The Children's Aid Society (CAS) of Northumberland has been running deficits for years, says the head of a group home company who charges the agency should be able to budget better and not rely on the provincial government "bailouts."

However, local CAS executive director Greg Dulmage says that while it can "project" need, CAS has a mandate to protect children and can't predict what children will come into care and what their individual, specific needs will be.
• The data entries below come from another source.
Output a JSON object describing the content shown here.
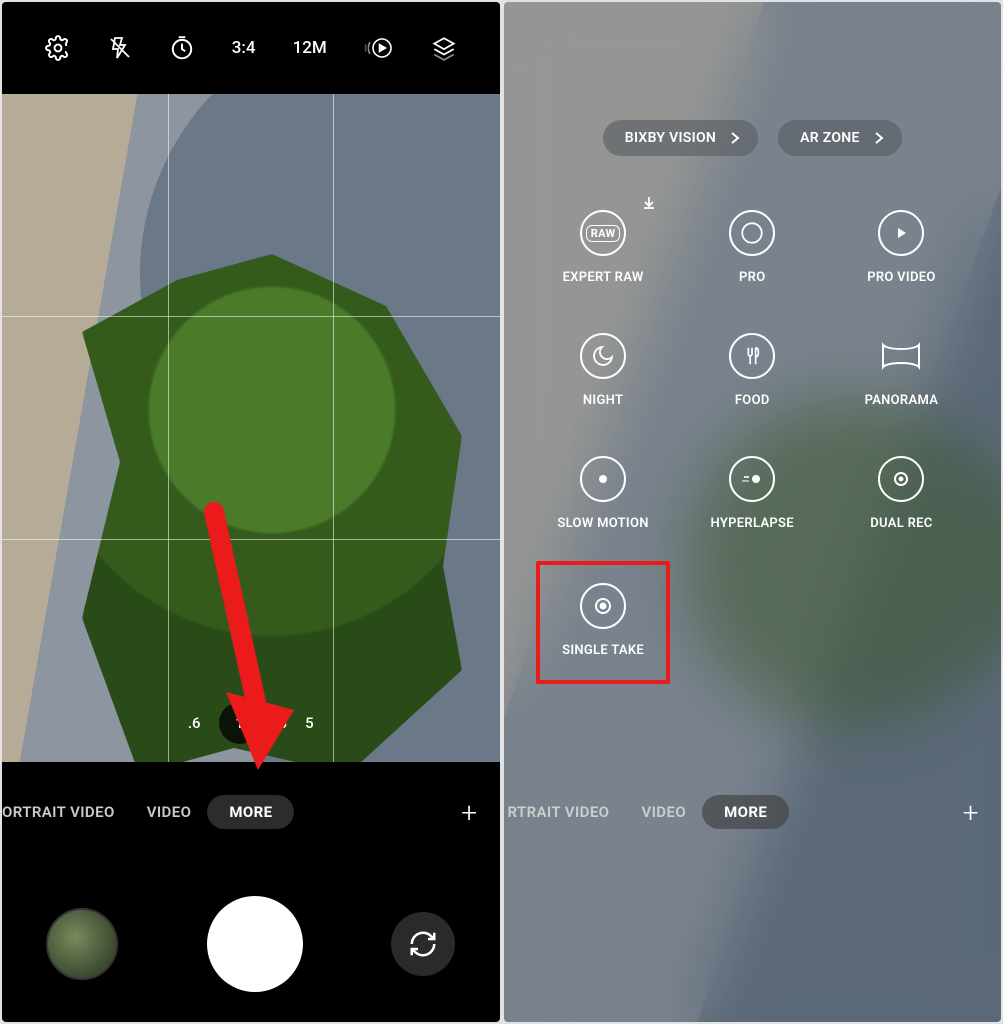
{
  "left": {
    "topbar": {
      "settings_icon": "settings-icon",
      "flash_icon": "flash-off-icon",
      "timer_icon": "timer-icon",
      "ratio": "3:4",
      "resolution": "12M",
      "motion_icon": "motion-photo-icon",
      "filters_icon": "filters-icon"
    },
    "zoom": {
      "v1": ".6",
      "v2": "1",
      "v3": "3",
      "v4": "5"
    },
    "modes": {
      "portrait_video": "PORTRAIT VIDEO",
      "video": "VIDEO",
      "more": "MORE"
    },
    "plus": "+"
  },
  "right": {
    "pills": {
      "bixby": "BIXBY VISION",
      "ar": "AR ZONE"
    },
    "modes_grid": {
      "expert_raw": "EXPERT RAW",
      "pro": "PRO",
      "pro_video": "PRO VIDEO",
      "night": "NIGHT",
      "food": "FOOD",
      "panorama": "PANORAMA",
      "slow_motion": "SLOW MOTION",
      "hyperlapse": "HYPERLAPSE",
      "dual_rec": "DUAL REC",
      "single_take": "SINGLE TAKE"
    },
    "modes": {
      "portrait_video": "RTRAIT VIDEO",
      "video": "VIDEO",
      "more": "MORE"
    },
    "plus": "+"
  }
}
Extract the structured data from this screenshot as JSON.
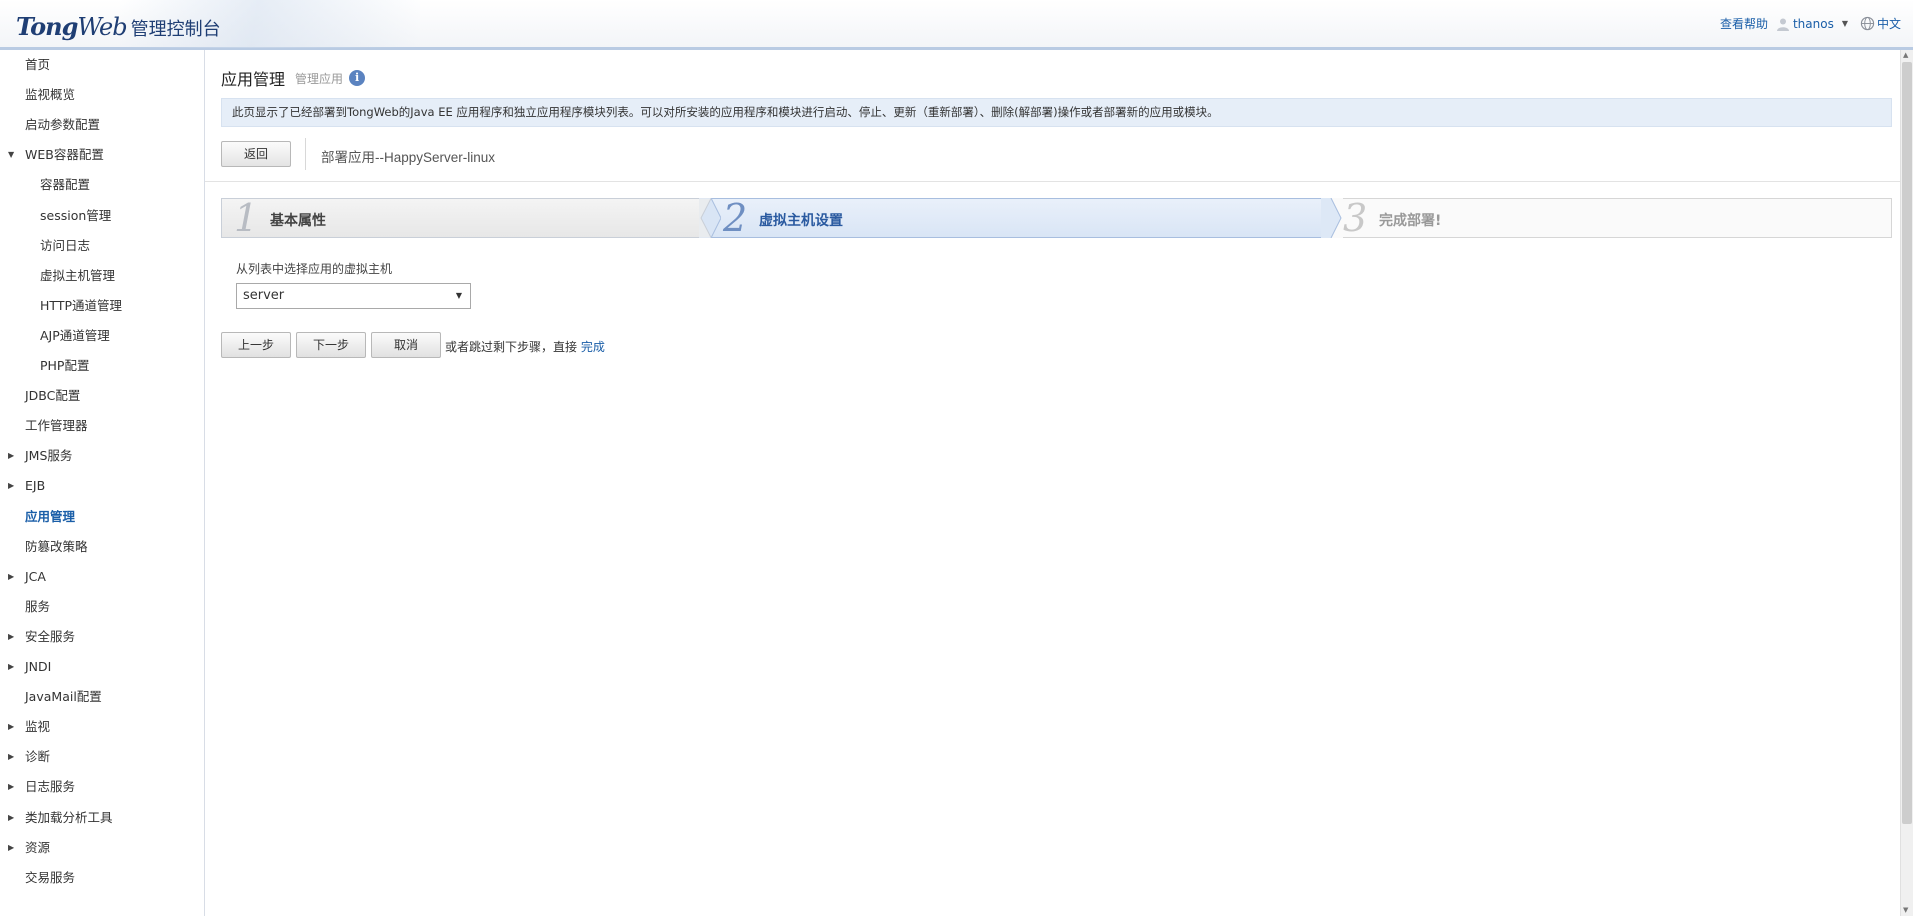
{
  "header": {
    "logo_brand_a": "Tong",
    "logo_brand_b": "Web",
    "logo_console": "管理控制台",
    "help": "查看帮助",
    "user": "thanos",
    "language": "中文"
  },
  "sidebar": {
    "items": [
      {
        "label": "首页",
        "level": 0,
        "expand": ""
      },
      {
        "label": "监视概览",
        "level": 0,
        "expand": ""
      },
      {
        "label": "启动参数配置",
        "level": 0,
        "expand": ""
      },
      {
        "label": "WEB容器配置",
        "level": 0,
        "expand": "▼"
      },
      {
        "label": "容器配置",
        "level": 1,
        "expand": ""
      },
      {
        "label": "session管理",
        "level": 1,
        "expand": ""
      },
      {
        "label": "访问日志",
        "level": 1,
        "expand": ""
      },
      {
        "label": "虚拟主机管理",
        "level": 1,
        "expand": ""
      },
      {
        "label": "HTTP通道管理",
        "level": 1,
        "expand": ""
      },
      {
        "label": "AJP通道管理",
        "level": 1,
        "expand": ""
      },
      {
        "label": "PHP配置",
        "level": 1,
        "expand": ""
      },
      {
        "label": "JDBC配置",
        "level": 0,
        "expand": ""
      },
      {
        "label": "工作管理器",
        "level": 0,
        "expand": ""
      },
      {
        "label": "JMS服务",
        "level": 0,
        "expand": "▶"
      },
      {
        "label": "EJB",
        "level": 0,
        "expand": "▶"
      },
      {
        "label": "应用管理",
        "level": 0,
        "expand": "",
        "active": true
      },
      {
        "label": "防篡改策略",
        "level": 0,
        "expand": ""
      },
      {
        "label": "JCA",
        "level": 0,
        "expand": "▶"
      },
      {
        "label": "服务",
        "level": 0,
        "expand": ""
      },
      {
        "label": "安全服务",
        "level": 0,
        "expand": "▶"
      },
      {
        "label": "JNDI",
        "level": 0,
        "expand": "▶"
      },
      {
        "label": "JavaMail配置",
        "level": 0,
        "expand": ""
      },
      {
        "label": "监视",
        "level": 0,
        "expand": "▶"
      },
      {
        "label": "诊断",
        "level": 0,
        "expand": "▶"
      },
      {
        "label": "日志服务",
        "level": 0,
        "expand": "▶"
      },
      {
        "label": "类加载分析工具",
        "level": 0,
        "expand": "▶"
      },
      {
        "label": "资源",
        "level": 0,
        "expand": "▶"
      },
      {
        "label": "交易服务",
        "level": 0,
        "expand": ""
      }
    ]
  },
  "main": {
    "title": "应用管理",
    "subtitle": "管理应用",
    "info_glyph": "i",
    "description": "此页显示了已经部署到TongWeb的Java EE 应用程序和独立应用程序模块列表。可以对所安装的应用程序和模块进行启动、停止、更新（重新部署）、删除(解部署)操作或者部署新的应用或模块。",
    "back_label": "返回",
    "deploy_title": "部署应用--HappyServer-linux",
    "steps": [
      {
        "num": "1",
        "label": "基本属性",
        "state": "done"
      },
      {
        "num": "2",
        "label": "虚拟主机设置",
        "state": "current"
      },
      {
        "num": "3",
        "label": "完成部署!",
        "state": "pending"
      }
    ],
    "vhost_label": "从列表中选择应用的虚拟主机",
    "vhost_value": "server",
    "prev_label": "上一步",
    "next_label": "下一步",
    "cancel_label": "取消",
    "skip_text": "或者跳过剩下步骤，直接",
    "finish_link": "完成"
  },
  "colors": {
    "accent": "#1a5ea8",
    "header_border": "#b9cbe3",
    "desc_bg": "#e6eef8",
    "step_current_bg": "#d9e5f5"
  }
}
In general, however, Mr. Dulmage said more children are coming into care requiring the outside resources of a residential group home setting. The philosophy is to try to keep the child in his or her own home, a foster home or parent model homes, if possible. Only after that route is exhausted is the child placed into a group home, and those outside resources are more expensive, he said. The bottom line is that both the child and the caregivers must be safe, Mr. Dulmage stressed.

Bob Connor of Connor Homes and his son Sean, who is second-vice-president of the Ontario Association of Residences Treating Youth, agree that there are more children with mental health issues such as those resulting from fetal alcohol syndrome or autism and who are developmentally handicapped. But an association study has found that there is an average of four placements of a child elsewhere before the child ends up needing the care provided by 24-hour staffing in a group home.

The local CAS isn't intervening early enough, Bob Connor said.

"They don't have a triage system so they can get the right placement.... By the time the child gets the right placement they require more services... and it's more expensive."

Sean O'Connor agreed with his father, saying the CAS has "no mechanism" to triage where the child should be placed.

Before the situation worsens, intervention and assessments should take place. And there should be line-by-line accounting of where the CAS's funding is being spent along the way, Sean O'Connor added.

The CAS has just undergone an in-depth service and financial review by the provincial government and the ministry has determined the children are being properly placed in group homes, Mr. Dulmage countered.

The agency is pursuing a Section 14 Review, or budget review, next month seeking funding to meet its $430,000 deficit for the year ending March, 2008, he said. The deficit is primarily due to purchasing these outside "group home" residential resources.

"The budget for children in care... is unpredictable," Mr. Dulmage Because children must be protected and that is the CAS mandate, there can be no waiting lists, he added.